L’origine della crisi mediorientale e il disegno dello statista
Moro aveva una speciale attenzione per il panorama politico mediorientale e un preciso disegno: fare in modo che i palestinesi potessero avere una loro patria. Ancora oggi, il nodo e l’origine di ogni crisi, conflitto e guerra, nell’area mediorientale, resta quello: una patria per i palestinesi. Cinquant’anni fa lo statista democristiano lavorava per questo obiettivo, alla luce del giorno, ma anche in segreto, fino a favorire quel patto che negli ambienti diplomatici e dei servizi segreti venne chiamato “lodo Moro”. La storia di questa strategia diplomatica pro Palestina la racconta Giacomo Pacini, nel libro “L’Italia e il lodo Moro” (Einaudi, pagine 327, euro 27), con cui si ricostruisce una trattativa rimasta nell’ombra fino a quando non sono stati desecretati i documenti relativi alla vicenda.

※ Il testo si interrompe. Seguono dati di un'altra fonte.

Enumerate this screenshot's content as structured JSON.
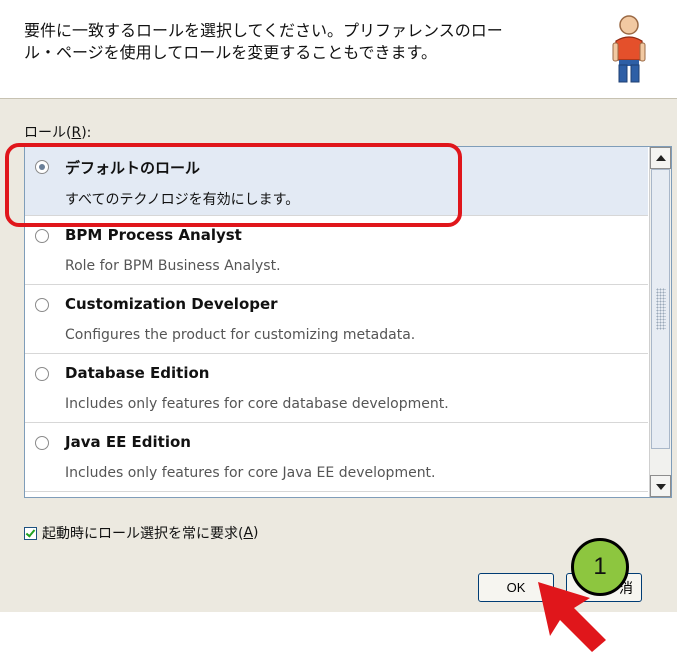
{
  "header": {
    "line1": "要件に一致するロールを選択してください。プリファレンスのロー",
    "line2": "ル・ページを使用してロールを変更することもできます。",
    "icon": "user-icon"
  },
  "roles_label": {
    "text": "ロール(",
    "mnemonic": "R",
    "suffix": "):"
  },
  "roles": [
    {
      "title": "デフォルトのロール",
      "desc": "すべてのテクノロジを有効にします。",
      "selected": true
    },
    {
      "title": "BPM Process Analyst",
      "desc": "Role for BPM Business Analyst.",
      "selected": false
    },
    {
      "title": "Customization Developer",
      "desc": "Configures the product for customizing metadata.",
      "selected": false
    },
    {
      "title": "Database Edition",
      "desc": "Includes only features for core database development.",
      "selected": false
    },
    {
      "title": "Java EE Edition",
      "desc": "Includes only features for core Java EE development.",
      "selected": false
    }
  ],
  "always_prompt": {
    "label": "起動時にロール選択を常に要求(",
    "mnemonic": "A",
    "suffix": ")",
    "checked": true
  },
  "buttons": {
    "ok": "OK",
    "cancel_visible": "消"
  },
  "annotation": {
    "step_number": "1",
    "highlight_color": "#e0161b",
    "badge_color": "#8dc63f",
    "arrow_color": "#e0161b"
  }
}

Il ruolo del colonnello Stefano Giovannone nel Sid di Beirut
L’attore principale di tutta la storia fu un colonnello dei carabinieri, Stefano Giovannone, capo del Centro Sid (Servizio informazioni difesa) di Beirut, un maestro della cosiddetta diplomazia parallela, quella – spiega Pacini – che ti scarica, se non riesci, e che ha come solo scopo l’interesse superiore del Paese che servi. Giovannone era uomo vicino a Moro, preposto alla sua sicurezza, in Italia e all’estero. Il “lodo”, fu pensato da Giovannone quando si percepì il pericolo, per l’Italia, di trovarsi coinvolta in azioni terroristiche internazionali. La conferma, viene da un documento desecretato in cui è lo stesso Giovannone a spiegare: “Alla fine del 1972 […) fui mandato in … [Libano] acché prendessi contatto con qualche responsabile dell’Olp, perché si evitassero le operazioni terroristiche contro l’Italia”.

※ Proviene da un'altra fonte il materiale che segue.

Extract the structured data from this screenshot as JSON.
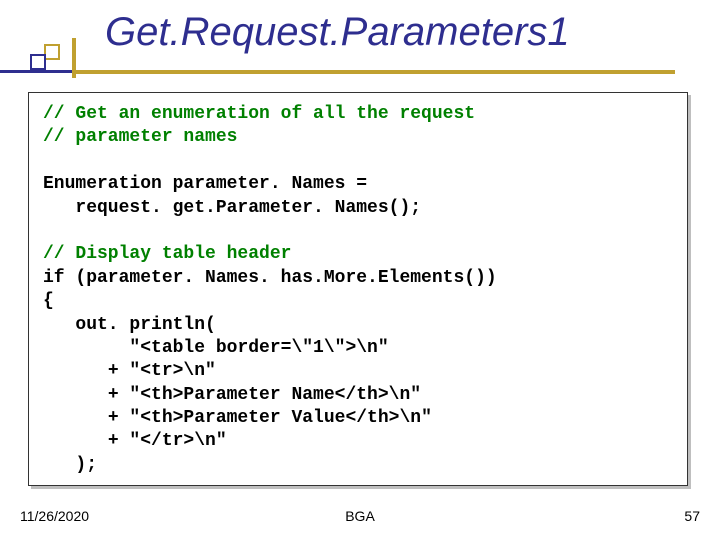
{
  "title": "Get.Request.Parameters1",
  "code": {
    "c1": "// Get an enumeration of all the request",
    "c2": "// parameter names",
    "l1": "Enumeration parameter. Names =",
    "l2": "   request. get.Parameter. Names();",
    "c3": "// Display table header",
    "l3": "if (parameter. Names. has.More.Elements())",
    "l4": "{",
    "l5": "   out. println(",
    "l6": "        \"<table border=\\\"1\\\">\\n\"",
    "l7": "      + \"<tr>\\n\"",
    "l8": "      + \"<th>Parameter Name</th>\\n\"",
    "l9": "      + \"<th>Parameter Value</th>\\n\"",
    "l10": "      + \"</tr>\\n\"",
    "l11": "   );"
  },
  "footer": {
    "date": "11/26/2020",
    "center": "BGA",
    "page": "57"
  }
}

I misteri irrisolti e la fine dei protagonisti
Cosa c’era dietro quell’accordo? Manca una risposta chiara e restano i misteri, finora non svelati. Sappiamo però quel che successe dopo. Moro, fu sequestrato e ucciso dalle Brigate Rosse nel 1978, e il colonnello Giovannone – consumato da una malattia inguaribile – mori’ nel luglio 1985, abbandonato da tutti e travolto da molteplici accuse penali. Tutta la vicenda è raccontata in un libro verità, che ha il passo del romanzo politico.